I would guess 2-3 weeks if one is familiar with basic linear programming.
Bora
-----Original Message-----
From: Robert Tsay [mailto:cctsay@globalcenter.net]
Sent: Thursday, October 21, 1999 5:28 PM
To: Bora Akyol; 'Sean Donelan'; nanog@merit.edu
Subject: Re: Traffic engineering tools
After the investigation, currently only WANDL in the market can do/support
the
MPLS+ATM or IP simulation.
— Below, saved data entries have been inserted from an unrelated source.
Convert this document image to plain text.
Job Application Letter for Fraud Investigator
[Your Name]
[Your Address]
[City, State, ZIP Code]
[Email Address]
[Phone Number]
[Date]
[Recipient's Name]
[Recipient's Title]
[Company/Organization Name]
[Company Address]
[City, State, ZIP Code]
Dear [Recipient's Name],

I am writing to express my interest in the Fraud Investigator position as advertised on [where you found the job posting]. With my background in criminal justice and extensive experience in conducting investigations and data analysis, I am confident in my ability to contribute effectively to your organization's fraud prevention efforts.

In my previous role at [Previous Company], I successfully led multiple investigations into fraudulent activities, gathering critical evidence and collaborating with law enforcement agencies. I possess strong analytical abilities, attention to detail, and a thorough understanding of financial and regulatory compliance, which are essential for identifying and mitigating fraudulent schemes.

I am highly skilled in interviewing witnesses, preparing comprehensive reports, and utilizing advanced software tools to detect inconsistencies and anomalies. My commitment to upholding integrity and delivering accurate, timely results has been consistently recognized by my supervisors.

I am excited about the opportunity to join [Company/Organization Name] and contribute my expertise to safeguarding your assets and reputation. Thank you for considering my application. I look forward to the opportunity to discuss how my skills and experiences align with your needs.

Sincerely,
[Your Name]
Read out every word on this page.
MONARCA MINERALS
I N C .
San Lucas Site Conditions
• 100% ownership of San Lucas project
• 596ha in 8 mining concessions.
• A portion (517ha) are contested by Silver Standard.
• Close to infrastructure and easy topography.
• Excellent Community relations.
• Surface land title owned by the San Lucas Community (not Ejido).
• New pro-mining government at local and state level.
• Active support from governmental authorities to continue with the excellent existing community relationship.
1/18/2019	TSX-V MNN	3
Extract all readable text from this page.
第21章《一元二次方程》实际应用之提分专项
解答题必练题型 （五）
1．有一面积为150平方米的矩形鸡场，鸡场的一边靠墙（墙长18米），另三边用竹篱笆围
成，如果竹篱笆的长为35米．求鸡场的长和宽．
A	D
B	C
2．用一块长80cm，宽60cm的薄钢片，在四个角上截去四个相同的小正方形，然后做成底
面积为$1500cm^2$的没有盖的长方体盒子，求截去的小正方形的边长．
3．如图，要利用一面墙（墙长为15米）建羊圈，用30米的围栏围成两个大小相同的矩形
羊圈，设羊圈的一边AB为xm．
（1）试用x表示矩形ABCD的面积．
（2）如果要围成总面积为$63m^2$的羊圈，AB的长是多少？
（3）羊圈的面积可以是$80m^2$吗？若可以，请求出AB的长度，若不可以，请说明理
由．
So the bad thing is the software is very
expensive.
It's the only software that can simulate Constraint-Based routing now.
R.
----- Original Message -----
From: Bora Akyol <akyol@pluris.com>
To: 'Sean Donelan' <sean@donelan.com>; <nanog@merit.edu>
Sent: Thursday, October 21, 1999 2:25 PM
Subject: RE: Traffic engineering tools
>
> I believe that WANDL has a tool that can be used for
> static TE purposes, but you are on your own for traffic
> models.
>
> Bora Akyol
> Pluris, http://www.pluris.com
>
> -----Original Message-----
> From: Sean Donelan [mailto:sean@donelan.com]
> Sent: Wednesday, October 20, 1999 11:21 PM
> To: nanog@merit.edu
> Subject: Traffic engineering tools
>
>
>
> At NANOG the lack of traffic engineering tools came up. Has anyone
> heard of any packages coming to market. Or looked if tools from
> other industries could be used as a starting point. Anything from
> the electric power transmission or road traffic world we could use?
> Or do IP packets have such different properties (e.g. re-transmission,
> independent next-hop behavior, etc), its not a good idea to even try.